Notre objectif suivant, Ortigosa est bientôt atteint : petit hameau où nous rencontrons les habitants attablés sur la place centrale autour d'un verre. Nous engageons la conversation, faisons connaissance, discutons (enfin, ceux qui parlent espagnol !) expliquons le motif de notre venue : en effet, l'oncle de Sainte Thérèse habitait Ortigosa, et il joua un rôle dans sa vie spirituelle en lui donnant le « Troisième abécédaire », livre qui vise à enseigner l'oraison de recueillement. Les habitants nous accueillent chaleureusement et nous proposent un champ pour planter nos tentes : installation au son de notre guitare, photos mythiques sur fond de coucher de soleil et partie de foot avant un apéro sur le pouce, et petit dîner sous les étoiles. Samedi matin, nous retrouvons nos hôtes qui ont amené une armée de chaises pour la Messe franco-espagnole avec sermon traduit par notre interprète officiel, chants espagnols et français, dans la cour de l'oncle de Thérèse.

Nous roulons ensuite vers Ávila, que nous connaissons déjà, pour retrouver la rencontre internationale des jeunes : après un petit verre convivial dans un café de la ville, nous visitons l'église Saint Jean-Baptiste, et récitons le chapelet devant la statue de Notre Dame à qui sainte Thérèse s’est consacrée dans sa jeunesse.

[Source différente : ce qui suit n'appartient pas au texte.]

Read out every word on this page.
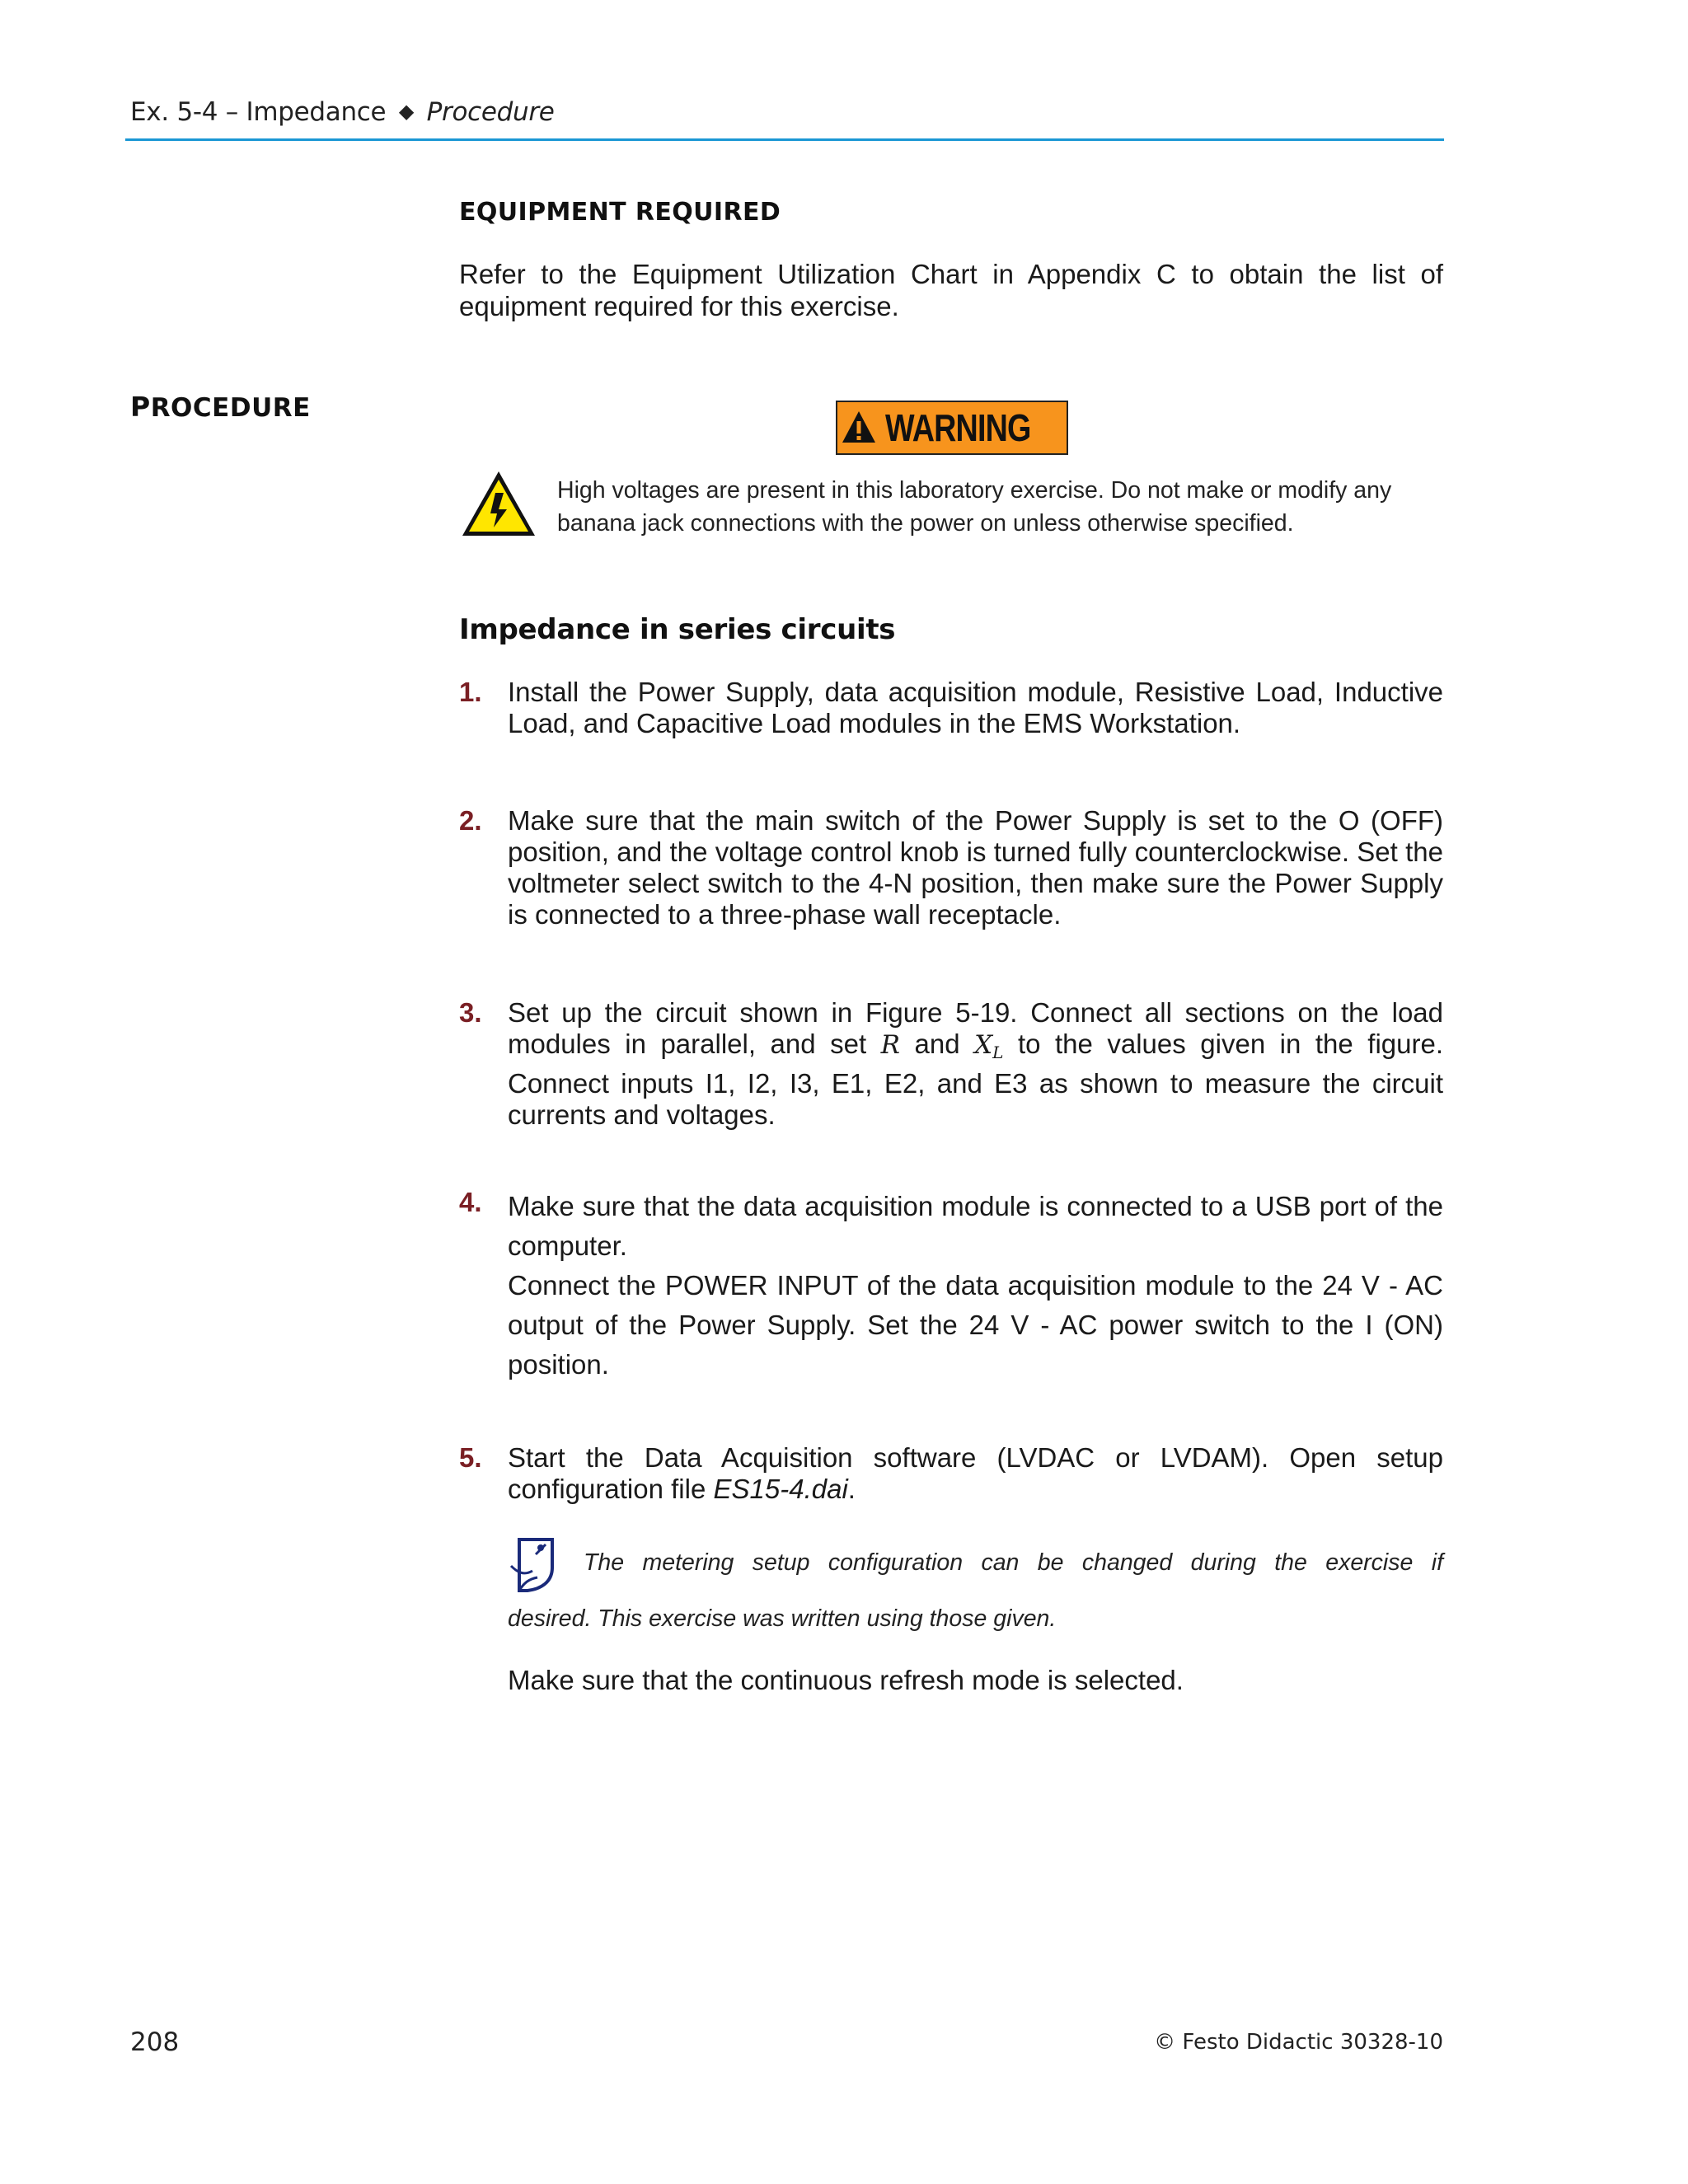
Ex. 5-4 – Impedance ◆ Procedure
EQUIPMENT REQUIRED
Refer to the Equipment Utilization Chart in Appendix C to obtain the list of equipment required for this exercise.
PROCEDURE	WARNING
High voltages are present in this laboratory exercise. Do not make or modify any banana jack connections with the power on unless otherwise specified.
Impedance in series circuits
1. Install the Power Supply, data acquisition module, Resistive Load, Inductive Load, and Capacitive Load modules in the EMS Workstation.
2. Make sure that the main switch of the Power Supply is set to the O (OFF) position, and the voltage control knob is turned fully counterclockwise. Set the voltmeter select switch to the 4-N position, then make sure the Power Supply is connected to a three-phase wall receptacle.
3. Set up the circuit shown in Figure 5-19. Connect all sections on the load modules in parallel, and set R and $X_L$ to the values given in the figure. Connect inputs I1, I2, I3, E1, E2, and E3 as shown to measure the circuit currents and voltages.
4. Make sure that the data acquisition module is connected to a USB port of the computer.
Connect the POWER INPUT of the data acquisition module to the 24 V - AC output of the Power Supply. Set the 24 V - AC power switch to the I (ON) position.
5. Start the Data Acquisition software (LVDAC or LVDAM). Open setup configuration file ES15-4.dai.
The metering setup configuration can be changed during the exercise if
desired. This exercise was written using those given.
Make sure that the continuous refresh mode is selected.
208	© Festo Didactic 30328-10
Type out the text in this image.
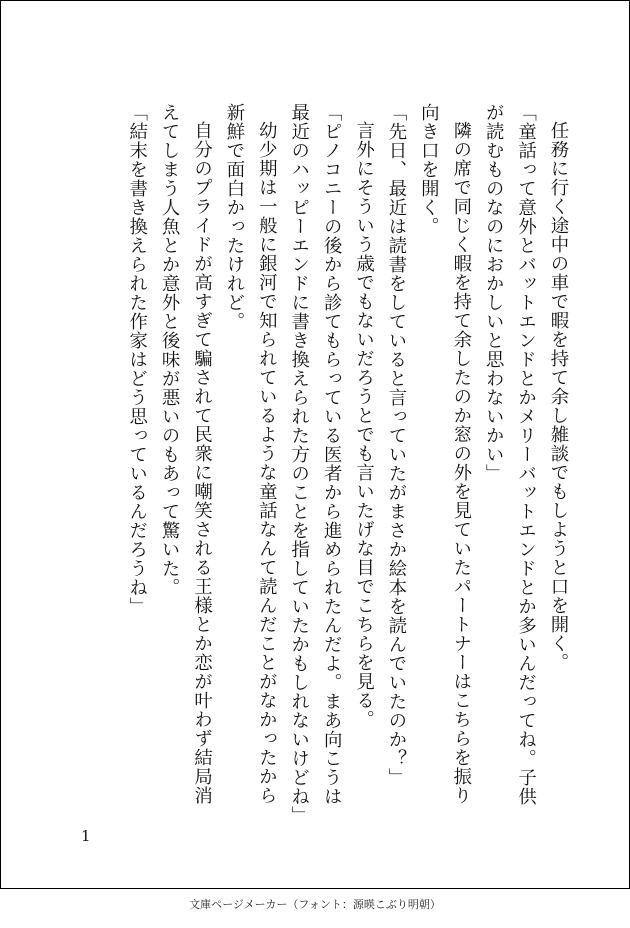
任務に行く途中の車で暇を持て余し雑談でもしようと口を開く。

「童話って意外とバットエンドとかメリーバットエンドとか多いんだってね。子供が読むものなのにおかしいと思わないかい」

隣の席で同じく暇を持て余したのか窓の外を見ていたパートナーはこちらを振り向き口を開く。

「先日、最近は読書をしていると言っていたがまさか絵本を読んでいたのか？」

言外にそういう歳でもないだろうとでも言いたげな目でこちらを見る。

「ピノコニーの後から診てもらっている医者から進められたんだよ。まあ向こうは最近のハッピーエンドに書き換えられた方のことを指していたかもしれないけどね」

幼少期は一般に銀河で知られているような童話なんて読んだことがなかったから新鮮で面白かったけれど。

自分のプライドが高すぎて騙されて民衆に嘲笑される王様とか恋が叶わず結局消えてしまう人魚とか意外と後味が悪いのもあって驚いた。

「結末を書き換えられた作家はどう思っているんだろうね」

1
文庫ページメーカー（フォント：源暎こぶり明朝）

Le soir, c'est la veillée de prière : ambiance festive, témoignages de jeunes, et moment de recueillement, avant de rejoindre notre gymnase-dortoir.

Dimanche, Messe d'envoi : nous nous trouvons juste devant le podium de la chorale, ce qui nous permet de participer pleinement à l'action de grâce festive et dansante à la fin de la Messe !

Le retour sur Toulouse nous permet de nous arrêter à Bidart, pour un dernier pique-nique au bord de la mer.

Merci à chacun pour ce beau pèlerinage, qu'il porte du fruit dans nos vies !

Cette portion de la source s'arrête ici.